What is an Ingress, and how does it differ from a Service of type LoadBalancer?
Quick Answer
An Ingress is a set of routing rules — based on hostname and URL path — that routes external HTTP/HTTPS traffic to different internal Services, all through a single entry point, rather than requiring a separate cloud load balancer per Service. It requires an Ingress controller (a piece of software, like NGINX Ingress or Traefik, running in the cluster) to actually implement the routing — the Ingress object itself is just the desired routing configuration, similarly to how a Deployment spec is just configuration until a controller acts on it.
Detailed Answer
The problem with one LoadBalancer Service per application
A LoadBalancer Service provisions a dedicated external cloud load balancer for that one Service — fine for a single application, but a cluster hosting dozens of services, each needing external HTTP access, would need dozens of expensive cloud load balancers, each with its own IP, and no shared logic for routing by hostname or path.
What Ingress solves: one entry point, many backends, routed by rules
apiVersion: networking.k8s.io/v1
kind: Ingress
metadata:
name: main-ingress
spec:
rules:
- host: api.example.com
http:
paths:
- path: /
pathType: Prefix
backend:
service:
name: backend-api
port:
number: 80
- host: app.example.com
http:
paths:
- path: /
pathType: Prefix
backend:
service:
name: frontend
port:
number: 80
One Ingress (typically fronted by exactly one LoadBalancer Service, pointing at the Ingress controller itself) can route api.example.com to the backend-api Service and app.example.com to the frontend Service — host-based and path-based routing, TLS termination, and often other HTTP-layer features (URL rewriting, request/response header manipulation) that a plain L4 LoadBalancer Service knows nothing about, since a LoadBalancer Service just forwards raw TCP/UDP traffic without any awareness of HTTP semantics.

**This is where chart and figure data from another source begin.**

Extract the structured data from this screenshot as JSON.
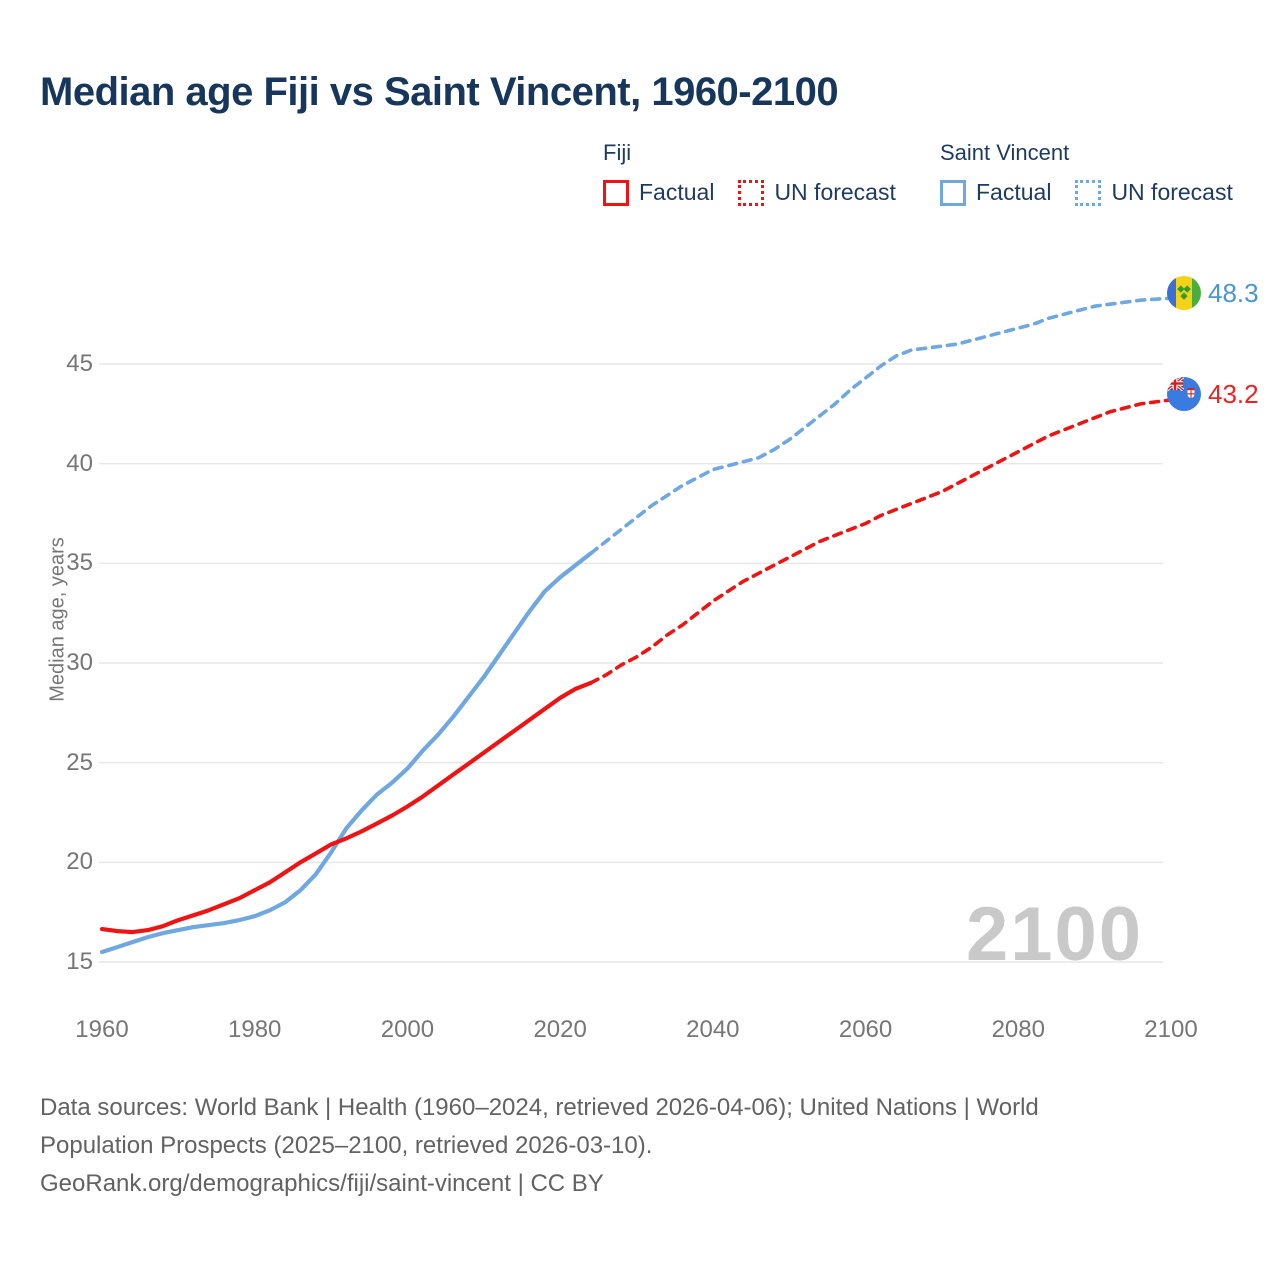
{
  "title": "Median age Fiji vs Saint Vincent, 1960-2100",
  "legend": {
    "groups": [
      {
        "name": "Fiji",
        "color": "#ee1414",
        "items": [
          {
            "label": "Factual",
            "style": "solid"
          },
          {
            "label": "UN forecast",
            "style": "dotted"
          }
        ]
      },
      {
        "name": "Saint Vincent",
        "color": "#6fa8e0",
        "items": [
          {
            "label": "Factual",
            "style": "solid"
          },
          {
            "label": "UN forecast",
            "style": "dotted"
          }
        ]
      }
    ]
  },
  "watermark": "2100",
  "end_labels": [
    {
      "series": "Saint Vincent",
      "value": "48.3",
      "color": "#4a94d9",
      "flag": "saint-vincent-flag"
    },
    {
      "series": "Fiji",
      "value": "43.2",
      "color": "#ee2222",
      "flag": "fiji-flag"
    }
  ],
  "footer": {
    "line1": "Data sources: World Bank | Health (1960–2024, retrieved 2026-04-06); United Nations | World",
    "line2": "Population Prospects (2025–2100, retrieved 2026-03-10).",
    "line3": "GeoRank.org/demographics/fiji/saint-vincent | CC BY"
  },
  "colors": {
    "fiji": "#ee1414",
    "saint_vincent": "#6fa8e0",
    "title_navy": "#17365c",
    "axis_gray": "#767676",
    "gridline": "#e7e7e7",
    "watermark_gray": "#c9c9c9"
  },
  "chart_data": {
    "type": "line",
    "title": "Median age Fiji vs Saint Vincent, 1960-2100",
    "xlabel": "",
    "ylabel": "Median age, years",
    "ylim": [
      13.5,
      49.5
    ],
    "xlim": [
      1955,
      2113
    ],
    "yticks": [
      15,
      20,
      25,
      30,
      35,
      40,
      45
    ],
    "xticks": [
      1960,
      1980,
      2000,
      2020,
      2040,
      2060,
      2080,
      2100
    ],
    "grid": "horizontal",
    "legend_position": "top-right",
    "series": [
      {
        "name": "Saint Vincent — Factual",
        "color": "#6fa8e0",
        "style": "solid",
        "points": [
          [
            1960,
            15.5
          ],
          [
            1962,
            15.75
          ],
          [
            1964,
            16.0
          ],
          [
            1966,
            16.25
          ],
          [
            1968,
            16.45
          ],
          [
            1970,
            16.6
          ],
          [
            1972,
            16.75
          ],
          [
            1974,
            16.85
          ],
          [
            1976,
            16.95
          ],
          [
            1978,
            17.1
          ],
          [
            1980,
            17.3
          ],
          [
            1982,
            17.6
          ],
          [
            1984,
            18.0
          ],
          [
            1986,
            18.6
          ],
          [
            1988,
            19.4
          ],
          [
            1990,
            20.5
          ],
          [
            1991,
            21.1
          ],
          [
            1992,
            21.7
          ],
          [
            1994,
            22.6
          ],
          [
            1996,
            23.4
          ],
          [
            1998,
            24.0
          ],
          [
            2000,
            24.7
          ],
          [
            2002,
            25.6
          ],
          [
            2004,
            26.4
          ],
          [
            2006,
            27.3
          ],
          [
            2008,
            28.3
          ],
          [
            2010,
            29.3
          ],
          [
            2012,
            30.4
          ],
          [
            2014,
            31.5
          ],
          [
            2016,
            32.6
          ],
          [
            2018,
            33.6
          ],
          [
            2020,
            34.3
          ],
          [
            2022,
            34.9
          ],
          [
            2024,
            35.5
          ]
        ]
      },
      {
        "name": "Saint Vincent — UN forecast",
        "color": "#6fa8e0",
        "style": "dashed",
        "points": [
          [
            2024,
            35.5
          ],
          [
            2026,
            36.1
          ],
          [
            2028,
            36.7
          ],
          [
            2030,
            37.3
          ],
          [
            2032,
            37.9
          ],
          [
            2034,
            38.4
          ],
          [
            2036,
            38.9
          ],
          [
            2038,
            39.3
          ],
          [
            2040,
            39.7
          ],
          [
            2042,
            39.9
          ],
          [
            2044,
            40.1
          ],
          [
            2046,
            40.3
          ],
          [
            2048,
            40.7
          ],
          [
            2050,
            41.2
          ],
          [
            2052,
            41.8
          ],
          [
            2054,
            42.4
          ],
          [
            2056,
            43.0
          ],
          [
            2058,
            43.7
          ],
          [
            2060,
            44.3
          ],
          [
            2062,
            44.9
          ],
          [
            2064,
            45.4
          ],
          [
            2066,
            45.7
          ],
          [
            2068,
            45.8
          ],
          [
            2070,
            45.9
          ],
          [
            2072,
            46.0
          ],
          [
            2074,
            46.2
          ],
          [
            2076,
            46.4
          ],
          [
            2078,
            46.6
          ],
          [
            2080,
            46.8
          ],
          [
            2082,
            47.0
          ],
          [
            2084,
            47.3
          ],
          [
            2086,
            47.5
          ],
          [
            2088,
            47.7
          ],
          [
            2090,
            47.9
          ],
          [
            2092,
            48.0
          ],
          [
            2094,
            48.1
          ],
          [
            2096,
            48.2
          ],
          [
            2098,
            48.25
          ],
          [
            2100,
            48.3
          ]
        ]
      },
      {
        "name": "Fiji — Factual",
        "color": "#ee1414",
        "style": "solid",
        "points": [
          [
            1960,
            16.65
          ],
          [
            1962,
            16.55
          ],
          [
            1964,
            16.5
          ],
          [
            1966,
            16.6
          ],
          [
            1968,
            16.8
          ],
          [
            1970,
            17.1
          ],
          [
            1972,
            17.35
          ],
          [
            1974,
            17.6
          ],
          [
            1976,
            17.9
          ],
          [
            1978,
            18.2
          ],
          [
            1980,
            18.6
          ],
          [
            1982,
            19.0
          ],
          [
            1984,
            19.5
          ],
          [
            1986,
            20.0
          ],
          [
            1988,
            20.45
          ],
          [
            1990,
            20.9
          ],
          [
            1992,
            21.2
          ],
          [
            1994,
            21.55
          ],
          [
            1996,
            21.95
          ],
          [
            1998,
            22.35
          ],
          [
            2000,
            22.8
          ],
          [
            2002,
            23.3
          ],
          [
            2004,
            23.85
          ],
          [
            2006,
            24.4
          ],
          [
            2008,
            24.95
          ],
          [
            2010,
            25.5
          ],
          [
            2012,
            26.05
          ],
          [
            2014,
            26.6
          ],
          [
            2016,
            27.15
          ],
          [
            2018,
            27.7
          ],
          [
            2020,
            28.25
          ],
          [
            2022,
            28.7
          ],
          [
            2024,
            29.0
          ]
        ]
      },
      {
        "name": "Fiji — UN forecast",
        "color": "#ee1414",
        "style": "dashed",
        "points": [
          [
            2024,
            29.0
          ],
          [
            2026,
            29.4
          ],
          [
            2028,
            29.9
          ],
          [
            2030,
            30.3
          ],
          [
            2032,
            30.8
          ],
          [
            2034,
            31.4
          ],
          [
            2036,
            31.9
          ],
          [
            2038,
            32.5
          ],
          [
            2040,
            33.1
          ],
          [
            2042,
            33.6
          ],
          [
            2044,
            34.1
          ],
          [
            2046,
            34.5
          ],
          [
            2048,
            34.9
          ],
          [
            2050,
            35.3
          ],
          [
            2052,
            35.7
          ],
          [
            2054,
            36.1
          ],
          [
            2056,
            36.4
          ],
          [
            2058,
            36.7
          ],
          [
            2060,
            37.0
          ],
          [
            2062,
            37.4
          ],
          [
            2064,
            37.7
          ],
          [
            2066,
            38.0
          ],
          [
            2068,
            38.3
          ],
          [
            2070,
            38.6
          ],
          [
            2072,
            39.0
          ],
          [
            2074,
            39.4
          ],
          [
            2076,
            39.8
          ],
          [
            2078,
            40.2
          ],
          [
            2080,
            40.6
          ],
          [
            2082,
            41.0
          ],
          [
            2084,
            41.4
          ],
          [
            2086,
            41.7
          ],
          [
            2088,
            42.0
          ],
          [
            2090,
            42.3
          ],
          [
            2092,
            42.6
          ],
          [
            2094,
            42.8
          ],
          [
            2096,
            43.0
          ],
          [
            2098,
            43.1
          ],
          [
            2100,
            43.2
          ]
        ]
      }
    ],
    "end_values": {
      "saint_vincent_2100": 48.3,
      "fiji_2100": 43.2
    }
  }
}
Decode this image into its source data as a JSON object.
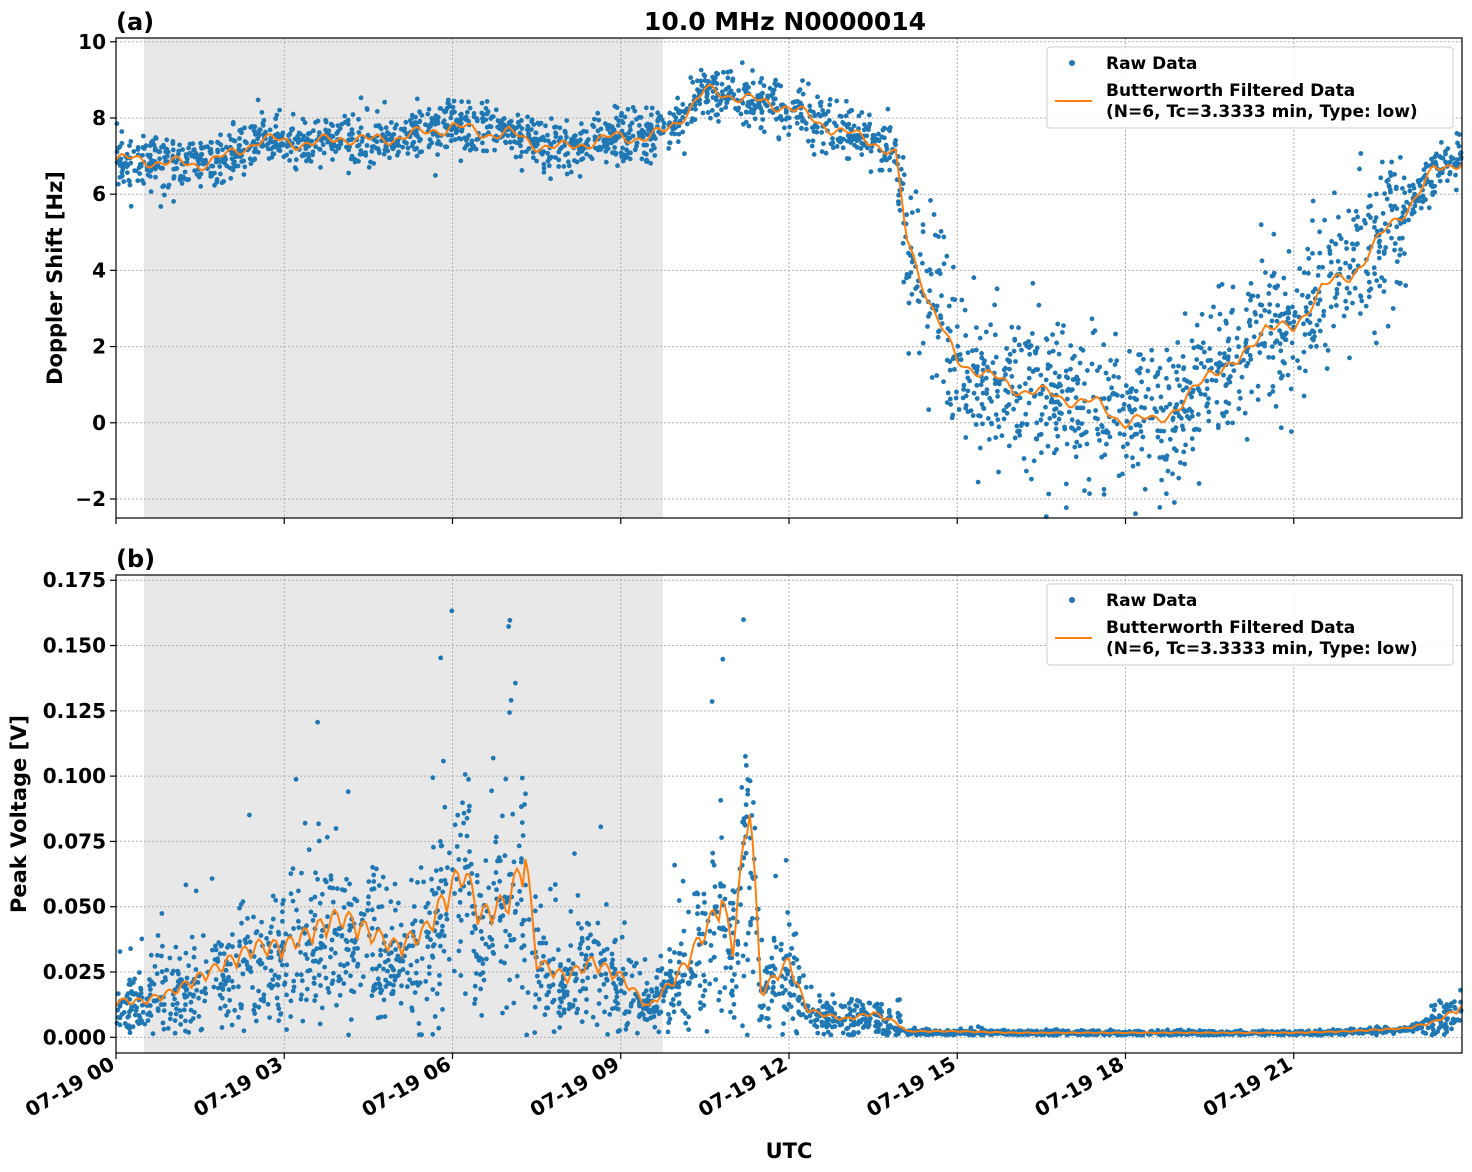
{
  "figure": {
    "title": "10.0 MHz N0000014",
    "xlabel": "UTC",
    "colors": {
      "raw": "#1f77b4",
      "filtered": "#ff7f0e",
      "night_shade": "#e8e8e8",
      "grid": "#b0b0b0"
    }
  },
  "chart_data": [
    {
      "type": "scatter",
      "panel_label": "(a)",
      "ylabel": "Doppler Shift [Hz]",
      "xlim_hours": [
        0,
        24
      ],
      "ylim": [
        -2.5,
        10.1
      ],
      "yticks": [
        -2,
        0,
        2,
        4,
        6,
        8,
        10
      ],
      "ytick_labels": [
        "−2",
        "0",
        "2",
        "4",
        "6",
        "8",
        "10"
      ],
      "shaded_span_hours": [
        0.5,
        9.75
      ],
      "grid": true,
      "legend": {
        "position": "top-right",
        "raw_label": "Raw Data",
        "filtered_label_line1": "Butterworth Filtered Data",
        "filtered_label_line2": "(N=6, Tc=3.3333 min, Type: low)"
      },
      "series": [
        {
          "name": "Raw Data",
          "style": "points"
        },
        {
          "name": "Butterworth Filtered Data",
          "style": "line",
          "x_hours": [
            0,
            0.5,
            1,
            1.5,
            2,
            2.5,
            3,
            3.5,
            4,
            4.5,
            5,
            5.5,
            6,
            6.5,
            7,
            7.5,
            8,
            8.5,
            9,
            9.5,
            9.75,
            10,
            10.5,
            11,
            11.5,
            12,
            12.5,
            13,
            13.5,
            13.9,
            14.1,
            14.5,
            15,
            15.5,
            16,
            16.5,
            17,
            17.5,
            18,
            18.5,
            19,
            19.5,
            20,
            20.5,
            21,
            21.5,
            22,
            22.5,
            23,
            23.5,
            24
          ],
          "values": [
            6.9,
            6.9,
            6.8,
            6.8,
            7.0,
            7.4,
            7.4,
            7.3,
            7.5,
            7.4,
            7.5,
            7.6,
            7.8,
            7.6,
            7.6,
            7.3,
            7.2,
            7.4,
            7.5,
            7.5,
            7.6,
            7.9,
            8.7,
            8.6,
            8.4,
            8.3,
            7.9,
            7.6,
            7.4,
            7.0,
            4.8,
            3.2,
            1.6,
            1.3,
            0.9,
            0.8,
            0.6,
            0.5,
            0.0,
            0.1,
            0.4,
            1.4,
            1.5,
            2.6,
            2.4,
            3.6,
            3.8,
            4.8,
            5.6,
            6.6,
            6.9
          ]
        }
      ]
    },
    {
      "type": "scatter",
      "panel_label": "(b)",
      "ylabel": "Peak Voltage [V]",
      "xlim_hours": [
        0,
        24
      ],
      "ylim": [
        -0.006,
        0.177
      ],
      "yticks": [
        0,
        0.025,
        0.05,
        0.075,
        0.1,
        0.125,
        0.15,
        0.175
      ],
      "ytick_labels": [
        "0.000",
        "0.025",
        "0.050",
        "0.075",
        "0.100",
        "0.125",
        "0.150",
        "0.175"
      ],
      "shaded_span_hours": [
        0.5,
        9.75
      ],
      "grid": true,
      "legend": {
        "position": "top-right",
        "raw_label": "Raw Data",
        "filtered_label_line1": "Butterworth Filtered Data",
        "filtered_label_line2": "(N=6, Tc=3.3333 min, Type: low)"
      },
      "series": [
        {
          "name": "Raw Data",
          "style": "points"
        },
        {
          "name": "Butterworth Filtered Data",
          "style": "line",
          "x_hours": [
            0,
            0.5,
            1,
            1.5,
            2,
            2.5,
            3,
            3.5,
            4,
            4.5,
            5,
            5.5,
            6,
            6.2,
            6.5,
            7,
            7.3,
            7.5,
            8,
            8.5,
            9,
            9.5,
            10,
            10.5,
            10.8,
            11,
            11.3,
            11.5,
            12,
            12.3,
            12.5,
            13,
            13.5,
            13.9,
            14.1,
            15,
            16,
            17,
            18,
            19,
            20,
            21,
            22,
            23,
            23.5,
            24
          ],
          "values": [
            0.012,
            0.012,
            0.015,
            0.02,
            0.025,
            0.03,
            0.03,
            0.035,
            0.04,
            0.035,
            0.03,
            0.035,
            0.05,
            0.055,
            0.04,
            0.045,
            0.06,
            0.025,
            0.02,
            0.025,
            0.02,
            0.01,
            0.02,
            0.035,
            0.045,
            0.03,
            0.08,
            0.015,
            0.025,
            0.01,
            0.008,
            0.006,
            0.008,
            0.005,
            0.002,
            0.002,
            0.0015,
            0.0015,
            0.0015,
            0.0015,
            0.0015,
            0.0015,
            0.002,
            0.003,
            0.005,
            0.01
          ]
        }
      ]
    }
  ],
  "x_axis": {
    "ticks_hours": [
      0,
      3,
      6,
      9,
      12,
      15,
      18,
      21
    ],
    "tick_labels": [
      "07-19 00",
      "07-19 03",
      "07-19 06",
      "07-19 09",
      "07-19 12",
      "07-19 15",
      "07-19 18",
      "07-19 21"
    ]
  }
}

The Ingress controller — the piece that actually does the work
Critically, creating an Ingress object by itself does nothing unless an Ingress controller is running in the cluster to watch for Ingress objects and implement their rules — much like how a Deployment spec sitting in etcd does nothing until the Deployment controller acts on it. Common Ingress controllers: NGINX Ingress Controller, Traefik, cloud-specific ones (AWS Load Balancer Controller, GCE Ingress). Different controllers support different annotations/features beyond the Ingress spec's baseline (rate limiting, custom load-balancing algorithms, WAF integration), so the choice of controller genuinely matters, not just the Ingress YAML itself.
LoadBalancer Service vs. Ingress — where each fits
| LoadBalancer Service | Ingress | |
|---|---|---|
| Layer | L4 (TCP/UDP) | L7 (HTTP/HTTPS) |
| Routing granularity | Whole Service, one external LB each | Host/path-based routing to many Services through one entry point |
| Cost at scale (cloud) | One cloud LB per Service — expensive with many services | Typically one cloud LB total, fronting the Ingress controller |
| TLS termination | Possible, but more manual | Commonly built in via tls config referencing a Secret |
| Non-HTTP protocols (raw TCP, gRPC without HTTP/1.1 semantics, etc.) | Works fine — it's protocol-agnostic at L4 | HTTP-focused; some controllers support gRPC/TCP passthrough with extensions, but it's not the core design target |
The typical real-world setup
Most production clusters run exactly one (or a small number of) LoadBalancer Service, pointed at an Ingress controller Deployment, and expose every other internal application Service purely as ClusterIP, routed to externally only via Ingress rules — this minimizes external cloud load balancer cost and centralizes TLS/routing configuration in one place rather than scattering it across many individually-exposed Services.
Gateway API — the newer alternative
Kubernetes's newer Gateway API is a more expressive, role-oriented successor to Ingress (separating cluster-operator-owned infrastructure config from application-team-owned routing rules, and supporting more protocols/features natively) — increasingly adopted alongside or instead of Ingress, though Ingress remains extremely widely deployed and is not being removed.